Salí del colegio a los 18 años y en esa etapa conocí a quien fue mi esposo. Con él quedé embarazada varias veces. Hoy puedo decir que tres de esos hijos están junto a mi Padre Celestial.
Mis primeras decisiones las tomé desde el miedo y la confusión. Mi primer aborto lo hice con pastillas, temiendo no tener apoyo de mi familia y sin orientación. Inmediatamente sentí un vacío profundo, miedo y dolor en mi corazón.
Años después volví a quedar embarazada y nuevamente accedí a un aborto, esta vez con pastillas y una inyección adquiridas en una farmacia clandestina. Tuve complicaciones y necesité atención de emergencia y un legrado en el hospital. Esa experiencia me marcó profundamente, llenándome de tristeza, culpa y ansiedad.
Tiempo después quedé embarazada de nuevo. Decidí continuar con el embarazo, pero mi pareja me llevó a una clínica de interrupción. Allí viví miedo y confusión; el médico terminado el procedimiento me dice sonriente que puedo volver si vuelvo a tener el mismo problema o si algunas amigas necesitaban de su ayuda, mi corazón quedó herido y vacío.
Estas experiencias me hicieron sentir desconectada de mi valor culpable, y deprimida. Mi relación se volvió tóxica desde el primer aborto y mi corazón estaba llenó de amargura.

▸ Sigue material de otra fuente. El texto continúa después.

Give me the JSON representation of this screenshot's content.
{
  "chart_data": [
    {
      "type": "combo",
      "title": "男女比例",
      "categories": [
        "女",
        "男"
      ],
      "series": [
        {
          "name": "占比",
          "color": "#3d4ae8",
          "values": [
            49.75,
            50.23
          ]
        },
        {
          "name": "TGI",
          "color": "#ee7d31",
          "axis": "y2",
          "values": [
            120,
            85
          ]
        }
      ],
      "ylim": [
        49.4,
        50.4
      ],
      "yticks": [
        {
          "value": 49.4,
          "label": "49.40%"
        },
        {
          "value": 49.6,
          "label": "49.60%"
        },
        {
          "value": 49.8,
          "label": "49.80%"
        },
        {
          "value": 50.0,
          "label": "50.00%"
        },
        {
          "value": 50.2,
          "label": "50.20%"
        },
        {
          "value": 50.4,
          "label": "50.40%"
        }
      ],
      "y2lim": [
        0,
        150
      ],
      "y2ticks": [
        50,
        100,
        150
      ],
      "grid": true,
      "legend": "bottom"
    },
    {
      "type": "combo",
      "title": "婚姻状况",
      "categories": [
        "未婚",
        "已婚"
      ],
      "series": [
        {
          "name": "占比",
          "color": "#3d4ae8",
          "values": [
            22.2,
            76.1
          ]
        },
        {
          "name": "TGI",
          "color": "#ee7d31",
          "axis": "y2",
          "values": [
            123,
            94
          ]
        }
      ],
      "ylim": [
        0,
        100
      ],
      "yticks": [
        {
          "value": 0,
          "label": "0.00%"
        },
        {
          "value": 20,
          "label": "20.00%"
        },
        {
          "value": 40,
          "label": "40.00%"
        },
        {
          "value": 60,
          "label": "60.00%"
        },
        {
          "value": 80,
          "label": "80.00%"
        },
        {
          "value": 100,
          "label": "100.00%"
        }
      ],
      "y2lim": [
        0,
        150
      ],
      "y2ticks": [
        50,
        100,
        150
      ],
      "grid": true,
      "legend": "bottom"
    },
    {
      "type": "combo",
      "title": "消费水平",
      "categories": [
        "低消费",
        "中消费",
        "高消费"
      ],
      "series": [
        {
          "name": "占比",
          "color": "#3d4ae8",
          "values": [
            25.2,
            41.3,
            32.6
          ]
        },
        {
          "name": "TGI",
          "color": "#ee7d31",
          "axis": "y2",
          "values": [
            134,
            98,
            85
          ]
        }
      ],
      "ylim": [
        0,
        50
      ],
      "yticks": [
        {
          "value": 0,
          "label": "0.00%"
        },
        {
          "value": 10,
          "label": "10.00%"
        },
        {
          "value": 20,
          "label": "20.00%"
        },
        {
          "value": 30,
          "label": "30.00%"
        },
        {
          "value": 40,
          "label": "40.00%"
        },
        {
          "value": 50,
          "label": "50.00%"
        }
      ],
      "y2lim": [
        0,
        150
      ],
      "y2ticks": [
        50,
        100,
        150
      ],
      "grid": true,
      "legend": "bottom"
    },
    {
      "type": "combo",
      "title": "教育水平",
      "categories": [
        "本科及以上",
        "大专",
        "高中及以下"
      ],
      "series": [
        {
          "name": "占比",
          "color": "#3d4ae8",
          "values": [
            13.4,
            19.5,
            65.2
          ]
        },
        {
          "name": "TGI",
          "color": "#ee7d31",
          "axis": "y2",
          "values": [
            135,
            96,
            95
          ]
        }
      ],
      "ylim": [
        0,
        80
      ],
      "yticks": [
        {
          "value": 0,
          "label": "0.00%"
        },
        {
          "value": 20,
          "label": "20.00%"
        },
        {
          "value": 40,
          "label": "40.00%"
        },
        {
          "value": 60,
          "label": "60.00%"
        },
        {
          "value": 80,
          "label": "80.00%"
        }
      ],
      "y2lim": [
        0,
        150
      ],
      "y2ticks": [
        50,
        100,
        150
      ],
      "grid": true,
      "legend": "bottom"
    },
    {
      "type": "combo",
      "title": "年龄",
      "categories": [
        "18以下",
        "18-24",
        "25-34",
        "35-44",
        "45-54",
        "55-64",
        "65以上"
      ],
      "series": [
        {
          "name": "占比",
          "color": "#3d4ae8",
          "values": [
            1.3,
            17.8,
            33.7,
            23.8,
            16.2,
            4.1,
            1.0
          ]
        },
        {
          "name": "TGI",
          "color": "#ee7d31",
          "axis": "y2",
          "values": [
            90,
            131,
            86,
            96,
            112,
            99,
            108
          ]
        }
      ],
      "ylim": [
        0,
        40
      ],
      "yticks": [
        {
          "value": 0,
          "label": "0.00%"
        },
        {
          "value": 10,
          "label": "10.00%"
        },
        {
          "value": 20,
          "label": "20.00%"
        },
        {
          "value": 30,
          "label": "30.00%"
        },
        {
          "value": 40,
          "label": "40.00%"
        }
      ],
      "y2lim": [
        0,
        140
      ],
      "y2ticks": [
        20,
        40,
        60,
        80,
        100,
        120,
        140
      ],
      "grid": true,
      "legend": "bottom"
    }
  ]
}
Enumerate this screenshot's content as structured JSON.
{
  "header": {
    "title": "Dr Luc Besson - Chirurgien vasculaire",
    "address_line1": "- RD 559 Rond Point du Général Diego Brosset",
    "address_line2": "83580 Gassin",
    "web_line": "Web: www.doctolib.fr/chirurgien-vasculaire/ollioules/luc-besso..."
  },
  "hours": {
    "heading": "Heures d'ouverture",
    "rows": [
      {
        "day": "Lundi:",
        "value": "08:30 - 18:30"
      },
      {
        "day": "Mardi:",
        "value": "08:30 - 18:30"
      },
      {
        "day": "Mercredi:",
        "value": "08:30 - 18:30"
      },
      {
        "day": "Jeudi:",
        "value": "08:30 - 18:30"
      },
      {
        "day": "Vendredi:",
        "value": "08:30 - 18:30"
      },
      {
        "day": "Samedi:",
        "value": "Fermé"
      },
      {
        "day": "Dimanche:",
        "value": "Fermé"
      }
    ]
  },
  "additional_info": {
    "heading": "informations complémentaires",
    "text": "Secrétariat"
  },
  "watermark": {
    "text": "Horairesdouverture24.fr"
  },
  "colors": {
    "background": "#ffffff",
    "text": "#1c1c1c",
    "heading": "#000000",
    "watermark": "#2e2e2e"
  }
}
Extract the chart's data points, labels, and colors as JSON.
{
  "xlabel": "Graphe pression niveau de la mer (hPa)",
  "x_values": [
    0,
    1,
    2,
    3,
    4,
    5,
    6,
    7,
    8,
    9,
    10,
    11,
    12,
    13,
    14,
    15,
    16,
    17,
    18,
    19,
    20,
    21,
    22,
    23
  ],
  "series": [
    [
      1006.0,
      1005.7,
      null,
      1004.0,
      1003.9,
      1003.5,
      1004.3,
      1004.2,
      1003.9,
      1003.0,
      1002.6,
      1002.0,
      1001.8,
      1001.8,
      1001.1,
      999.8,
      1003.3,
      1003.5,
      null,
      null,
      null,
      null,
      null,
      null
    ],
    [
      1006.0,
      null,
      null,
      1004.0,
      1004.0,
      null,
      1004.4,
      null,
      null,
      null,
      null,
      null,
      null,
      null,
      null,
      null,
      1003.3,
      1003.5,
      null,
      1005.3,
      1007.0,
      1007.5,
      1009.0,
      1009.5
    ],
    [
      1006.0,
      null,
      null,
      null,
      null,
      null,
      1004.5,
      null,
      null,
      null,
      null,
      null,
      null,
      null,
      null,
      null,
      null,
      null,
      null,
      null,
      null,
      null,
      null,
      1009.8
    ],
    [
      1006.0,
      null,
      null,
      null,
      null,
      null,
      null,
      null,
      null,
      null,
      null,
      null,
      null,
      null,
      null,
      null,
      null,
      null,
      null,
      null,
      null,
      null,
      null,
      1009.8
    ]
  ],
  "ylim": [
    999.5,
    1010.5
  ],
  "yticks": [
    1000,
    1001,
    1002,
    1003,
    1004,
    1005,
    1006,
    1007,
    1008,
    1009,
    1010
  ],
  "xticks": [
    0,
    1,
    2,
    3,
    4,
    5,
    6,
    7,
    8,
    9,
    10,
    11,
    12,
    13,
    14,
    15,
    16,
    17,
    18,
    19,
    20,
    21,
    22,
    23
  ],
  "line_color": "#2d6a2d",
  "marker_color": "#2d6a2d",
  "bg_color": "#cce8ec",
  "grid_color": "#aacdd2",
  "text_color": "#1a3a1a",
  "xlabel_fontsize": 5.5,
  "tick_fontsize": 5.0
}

Tomaba sin parar en cada fiesta, tenía pensamientos suicidas, lloraba sin saber porque y también tomé una decision drástica como operarme para no tener más hijos, creyendo que eso me daría control y seguridad.
Pero Dios no me dejó sola. Con el tiempo recibí un hijo que es hoy la alegría de mi vida, un regalo que me recordó que Él sigue confiando vida a manos heridas. También viví la pérdida de otro embarazo espontáneo, y una ves más reconocí que la vida no está bajo mi control, pero sí siempre bajo el cuidado de Dios.
Finalmente, después de años de silencio y dolor, pasé por un proceso de sanación en Aún más Profundo donde experimenté el perdón de Jesucristo y aprendí a perdonarme a mí misma. Hoy soy libre y libre de vergüenza pero no por mis esfuerzos, sino por la gracia de Dios. Mi historia no termina en mis errores, sino en Su amor y restauración.
Por eso hoy comparto mi historia: para honrar a Dios y para mostrar que, aunque pasemos por decisiones difíciles, siempre hay esperanza, sanidad y un propósito en Cristo. Nunca más guardaré silencio para la Gloria de Cristo Jesús El Señor de mi Vida.